The question has to do with the time dimension in Z. Time enters the final expression if we substitute Z with what we found above, but I'm not sure what to make of this.

$$k^*=\left[\frac{sZ(0)e^{gt}}{n+δ}\right]^{1/(1-a)}$$

Surely there's something this neophyte is mixing up. I thought that in a steady state capital per worker remains the same.

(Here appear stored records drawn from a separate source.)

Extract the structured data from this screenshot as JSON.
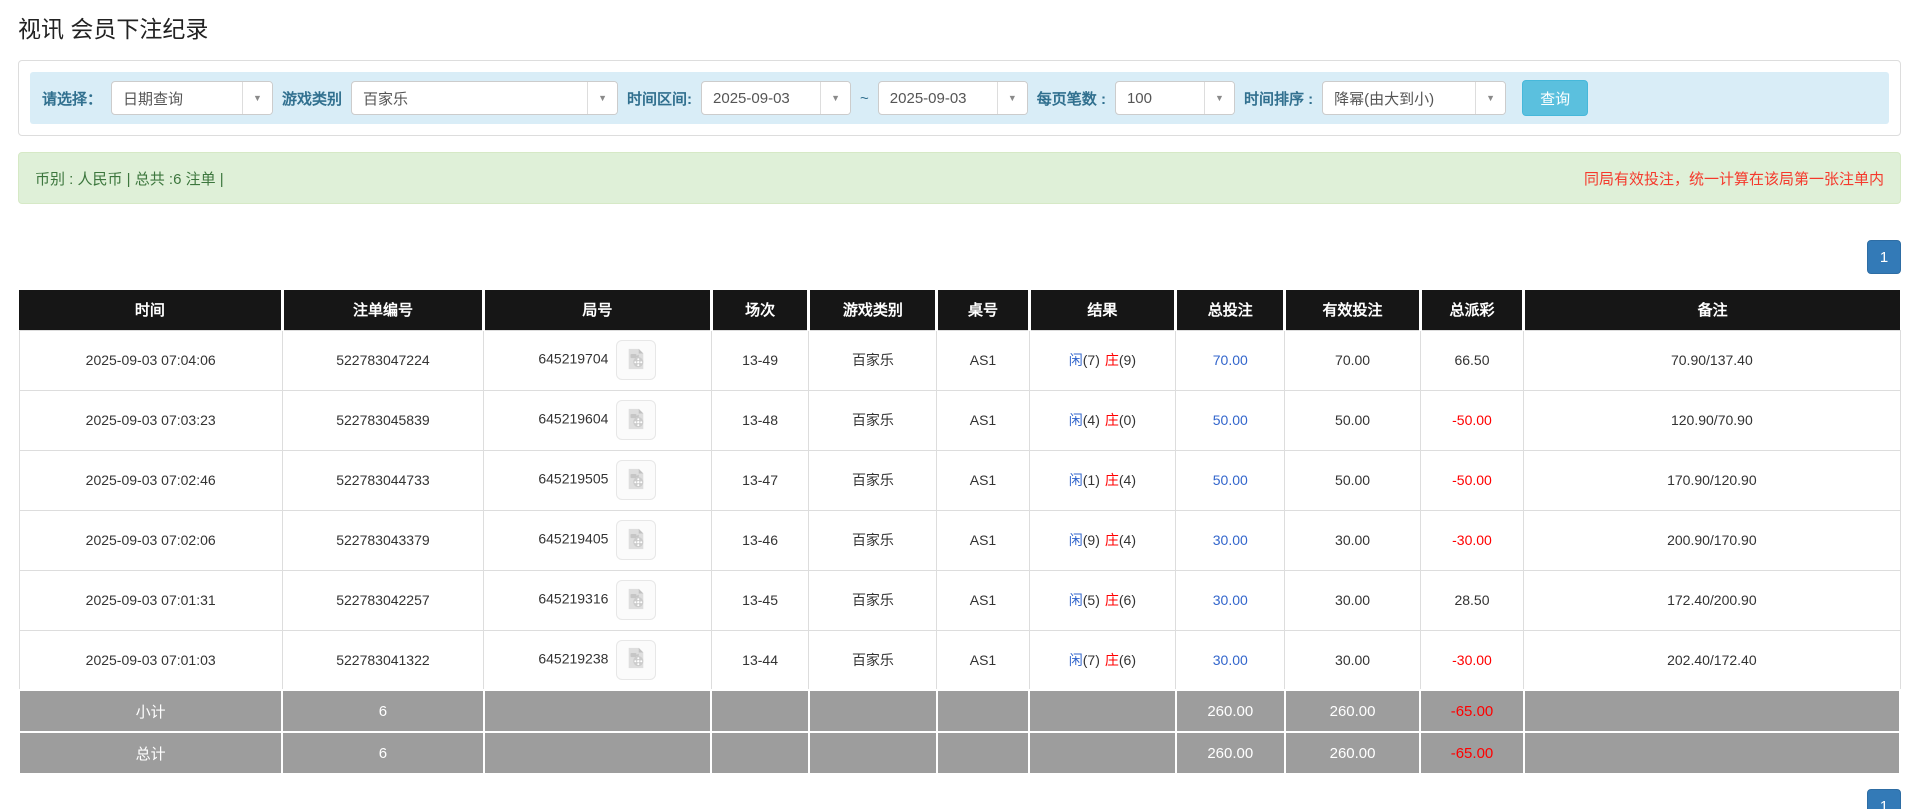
{
  "page": {
    "title": "视讯 会员下注纪录"
  },
  "filters": {
    "select_label": "请选择：",
    "select_value": "日期查询",
    "game_type_label": "游戏类别",
    "game_type_value": "百家乐",
    "date_range_label": "时间区间:",
    "date_from": "2025-09-03",
    "date_separator": "~",
    "date_to": "2025-09-03",
    "page_size_label": "每页笔数 :",
    "page_size_value": "100",
    "sort_label": "时间排序 :",
    "sort_value": "降幂(由大到小)",
    "search_button": "查询",
    "dropdown_arrow": "▼"
  },
  "summary_bar": {
    "left_text": "币别 : 人民币 | 总共 :6 注单 |",
    "right_text": "同局有效投注，统一计算在该局第一张注单内"
  },
  "pagination": {
    "page": "1"
  },
  "table": {
    "headers": [
      "时间",
      "注单编号",
      "局号",
      "场次",
      "游戏类别",
      "桌号",
      "结果",
      "总投注",
      "有效投注",
      "总派彩",
      "备注"
    ],
    "rows": [
      {
        "time": "2025-09-03 07:04:06",
        "bet_id": "522783047224",
        "round_id": "645219704",
        "session": "13-49",
        "game": "百家乐",
        "table_no": "AS1",
        "player": "闲",
        "player_score": "(7)",
        "banker": "庄",
        "banker_score": "(9)",
        "total_bet": "70.00",
        "valid_bet": "70.00",
        "payout": "66.50",
        "remark": "70.90/137.40"
      },
      {
        "time": "2025-09-03 07:03:23",
        "bet_id": "522783045839",
        "round_id": "645219604",
        "session": "13-48",
        "game": "百家乐",
        "table_no": "AS1",
        "player": "闲",
        "player_score": "(4)",
        "banker": "庄",
        "banker_score": "(0)",
        "total_bet": "50.00",
        "valid_bet": "50.00",
        "payout": "-50.00",
        "remark": "120.90/70.90"
      },
      {
        "time": "2025-09-03 07:02:46",
        "bet_id": "522783044733",
        "round_id": "645219505",
        "session": "13-47",
        "game": "百家乐",
        "table_no": "AS1",
        "player": "闲",
        "player_score": "(1)",
        "banker": "庄",
        "banker_score": "(4)",
        "total_bet": "50.00",
        "valid_bet": "50.00",
        "payout": "-50.00",
        "remark": "170.90/120.90"
      },
      {
        "time": "2025-09-03 07:02:06",
        "bet_id": "522783043379",
        "round_id": "645219405",
        "session": "13-46",
        "game": "百家乐",
        "table_no": "AS1",
        "player": "闲",
        "player_score": "(9)",
        "banker": "庄",
        "banker_score": "(4)",
        "total_bet": "30.00",
        "valid_bet": "30.00",
        "payout": "-30.00",
        "remark": "200.90/170.90"
      },
      {
        "time": "2025-09-03 07:01:31",
        "bet_id": "522783042257",
        "round_id": "645219316",
        "session": "13-45",
        "game": "百家乐",
        "table_no": "AS1",
        "player": "闲",
        "player_score": "(5)",
        "banker": "庄",
        "banker_score": "(6)",
        "total_bet": "30.00",
        "valid_bet": "30.00",
        "payout": "28.50",
        "remark": "172.40/200.90"
      },
      {
        "time": "2025-09-03 07:01:03",
        "bet_id": "522783041322",
        "round_id": "645219238",
        "session": "13-44",
        "game": "百家乐",
        "table_no": "AS1",
        "player": "闲",
        "player_score": "(7)",
        "banker": "庄",
        "banker_score": "(6)",
        "total_bet": "30.00",
        "valid_bet": "30.00",
        "payout": "-30.00",
        "remark": "202.40/172.40"
      }
    ],
    "subtotal": {
      "label": "小计",
      "count": "6",
      "total_bet": "260.00",
      "valid_bet": "260.00",
      "payout": "-65.00"
    },
    "total": {
      "label": "总计",
      "count": "6",
      "total_bet": "260.00",
      "valid_bet": "260.00",
      "payout": "-65.00"
    }
  },
  "colors": {
    "filter_bar_bg": "#d9edf7",
    "filter_label": "#31708f",
    "search_button_bg": "#5bc0de",
    "summary_bg": "#dff0d8",
    "summary_text": "#3c763d",
    "notice_red": "#f5392c",
    "header_bg": "#161616",
    "link_blue": "#3366cc",
    "banker_red": "#ff0000",
    "negative_red": "#ff0000",
    "subtotal_bg": "#9d9d9d",
    "pager_bg": "#337ab7"
  }
}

• You can write $Z$ only in case where it grows "exogenously". This means that the differential equation $\dot{Z}$ should be an independent equation from the dynamic system. Equivalently, $Z$ evolves in an independant way from the other key variables of the model. – optimal control Feb 3 '17 at 1:09

Kshitiz is right. If you define effective capital per worker as $\hat k(t) \equiv \dfrac{K(t)}{L(t)Z(t)}$, the equation for the dynamic of $\hat k(t)$ is:
$$\dot {\hat k} (t) = s {\hat k}^a - (n+g+\delta){\hat k}$$
$${\hat k} = \left(\frac{s}{n+g+\delta}\right)^{1/(1-a)}$$
Intuitively, every period the marginal product of capital is increasing because of the exogenous expansion in $Z(t)$. In the standard Solow diagram with capital per worker in the horizontal axis, this exogenous technical change means an outward expansion of the $y$ and $sy$ curves. This higher return to capital induces more investment and an expansion of capital per worker. As technical change occurs every period, this process continues forever.